Describe the Society and Culture as Reflected in the Sangam Literature.
Life of the Tamils in the beginning of the historical period is based on the Sangam literature. As shown earlier, the Sangam was a college or assembly of Tamil poets held probably under chiefly or royal patronage. But we do not know the number of Sangams or the period for which they were held. The available Sangam literature, which was produced by these assemblies, was compiled in circa A.D. 300-600. But parts of this literature look back to at least the second century A.D. The Sangam literature can roughly be divided into two groups, narrative and didactic. The narrative texts are called Melkannakku or Eighteen Major Works. They comprise eighteen major works consisting of eight anthologies and ten idylls. The didactic works are called Kilkanakku or Eighteen Minor Works.

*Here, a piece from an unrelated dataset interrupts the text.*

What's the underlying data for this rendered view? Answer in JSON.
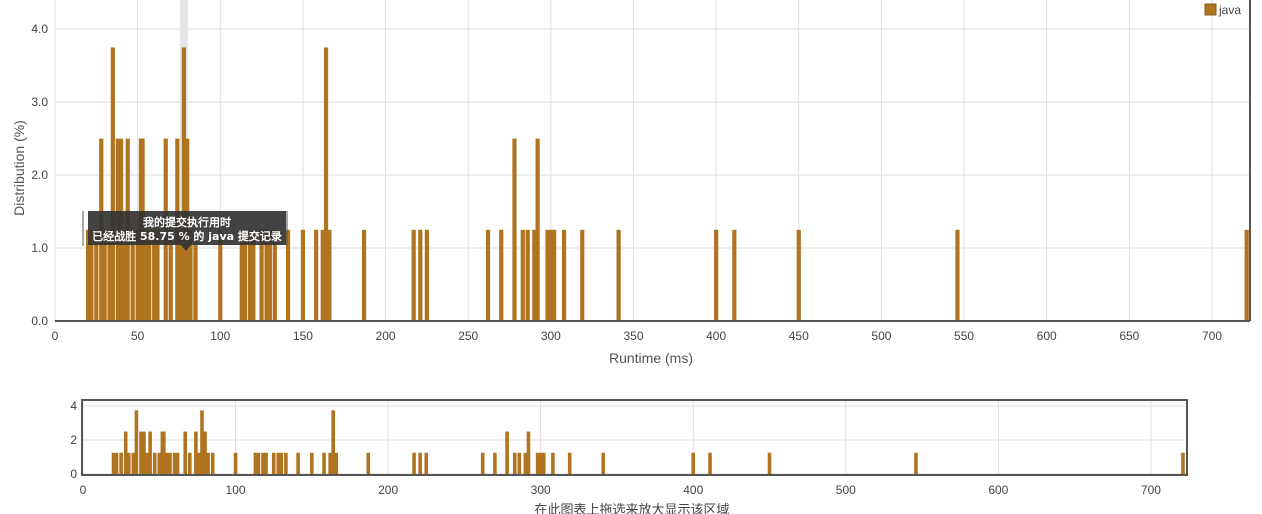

They show that the early Tamil people were primarily pastoral. Traces of early megalithic life appear in the Sangam texts. The earliest megalithic people seem to be primarily pastoralists, hunters and fishermen although they also produce rice. Hoes and sickles occur at many shares. The texts suggest that war booty was an important sources of livelihood. They also state that when a hero dies he is reduce to a piece of stone.

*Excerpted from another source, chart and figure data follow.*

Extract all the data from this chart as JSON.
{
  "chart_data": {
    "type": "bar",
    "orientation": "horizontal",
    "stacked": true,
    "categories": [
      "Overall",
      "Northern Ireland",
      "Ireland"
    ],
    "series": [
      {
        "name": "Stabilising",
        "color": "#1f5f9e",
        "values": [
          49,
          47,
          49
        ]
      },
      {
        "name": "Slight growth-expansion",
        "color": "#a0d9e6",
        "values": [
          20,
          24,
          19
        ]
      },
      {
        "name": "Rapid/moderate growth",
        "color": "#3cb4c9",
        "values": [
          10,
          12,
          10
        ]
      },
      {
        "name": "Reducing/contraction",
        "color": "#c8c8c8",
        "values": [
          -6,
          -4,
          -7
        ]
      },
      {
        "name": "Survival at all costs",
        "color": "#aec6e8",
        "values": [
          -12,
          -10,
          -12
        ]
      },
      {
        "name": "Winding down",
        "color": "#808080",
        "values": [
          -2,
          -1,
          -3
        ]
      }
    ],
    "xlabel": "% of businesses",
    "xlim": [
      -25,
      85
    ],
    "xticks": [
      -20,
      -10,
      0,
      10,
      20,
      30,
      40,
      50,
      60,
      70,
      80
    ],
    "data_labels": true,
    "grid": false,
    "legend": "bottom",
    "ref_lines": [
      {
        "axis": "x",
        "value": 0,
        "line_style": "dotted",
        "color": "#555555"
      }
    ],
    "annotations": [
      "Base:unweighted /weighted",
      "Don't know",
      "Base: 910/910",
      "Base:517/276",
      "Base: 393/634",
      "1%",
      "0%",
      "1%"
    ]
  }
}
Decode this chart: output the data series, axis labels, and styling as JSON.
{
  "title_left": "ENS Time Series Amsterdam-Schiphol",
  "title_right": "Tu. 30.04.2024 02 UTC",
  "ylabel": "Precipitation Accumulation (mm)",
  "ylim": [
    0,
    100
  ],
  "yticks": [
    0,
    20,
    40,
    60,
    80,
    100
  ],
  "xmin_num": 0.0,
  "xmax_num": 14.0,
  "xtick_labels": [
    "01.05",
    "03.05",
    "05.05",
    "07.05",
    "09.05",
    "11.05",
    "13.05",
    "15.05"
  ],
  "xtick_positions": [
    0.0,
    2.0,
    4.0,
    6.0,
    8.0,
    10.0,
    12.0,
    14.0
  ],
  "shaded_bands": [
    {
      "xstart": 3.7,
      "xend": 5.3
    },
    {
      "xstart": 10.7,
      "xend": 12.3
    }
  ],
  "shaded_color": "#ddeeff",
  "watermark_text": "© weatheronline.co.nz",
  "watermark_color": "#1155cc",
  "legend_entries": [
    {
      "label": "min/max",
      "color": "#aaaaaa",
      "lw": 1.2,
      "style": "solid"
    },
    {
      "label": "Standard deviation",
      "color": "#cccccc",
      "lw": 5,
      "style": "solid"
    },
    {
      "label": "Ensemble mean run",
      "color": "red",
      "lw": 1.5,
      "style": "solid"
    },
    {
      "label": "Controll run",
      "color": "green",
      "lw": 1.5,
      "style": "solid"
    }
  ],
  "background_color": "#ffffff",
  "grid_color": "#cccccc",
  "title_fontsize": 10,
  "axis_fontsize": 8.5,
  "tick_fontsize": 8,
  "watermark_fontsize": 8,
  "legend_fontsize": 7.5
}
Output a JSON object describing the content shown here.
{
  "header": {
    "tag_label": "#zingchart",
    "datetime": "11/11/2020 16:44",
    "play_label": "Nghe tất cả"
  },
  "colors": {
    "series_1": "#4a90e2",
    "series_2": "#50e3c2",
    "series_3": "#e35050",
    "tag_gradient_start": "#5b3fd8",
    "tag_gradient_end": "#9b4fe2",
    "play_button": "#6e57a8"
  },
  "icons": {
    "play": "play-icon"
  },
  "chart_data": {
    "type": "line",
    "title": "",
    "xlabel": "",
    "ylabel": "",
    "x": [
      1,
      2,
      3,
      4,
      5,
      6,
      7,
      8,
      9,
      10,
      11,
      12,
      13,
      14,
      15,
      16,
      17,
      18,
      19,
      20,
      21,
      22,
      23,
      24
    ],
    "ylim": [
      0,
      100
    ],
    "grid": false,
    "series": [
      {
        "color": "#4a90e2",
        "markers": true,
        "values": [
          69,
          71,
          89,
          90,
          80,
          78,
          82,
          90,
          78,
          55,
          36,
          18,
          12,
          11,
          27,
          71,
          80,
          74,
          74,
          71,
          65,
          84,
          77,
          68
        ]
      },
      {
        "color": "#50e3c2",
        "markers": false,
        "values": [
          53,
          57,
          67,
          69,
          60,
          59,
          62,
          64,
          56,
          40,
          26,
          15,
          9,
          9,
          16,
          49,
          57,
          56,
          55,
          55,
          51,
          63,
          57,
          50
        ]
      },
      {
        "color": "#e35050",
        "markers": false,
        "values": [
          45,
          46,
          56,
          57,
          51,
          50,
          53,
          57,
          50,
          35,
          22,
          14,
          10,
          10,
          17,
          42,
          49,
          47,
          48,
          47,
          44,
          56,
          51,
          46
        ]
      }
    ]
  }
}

The narrative Sangam texts also give some idea of the state formation in which the army consisted of the groups of warriors, and the taxation system and judiciary appeared in a rudimentary state. Beside the Sangam texts we have a text called Tolkkappiyam, which deals with grammar and poetics. Another important Tamil text deals with philosophy and wise maxims this text is called Tirukkural. In addition to this we have the twin Tamil epics of Silappadikaram and Manimekalai. The two were composed around the sixth. century A.D.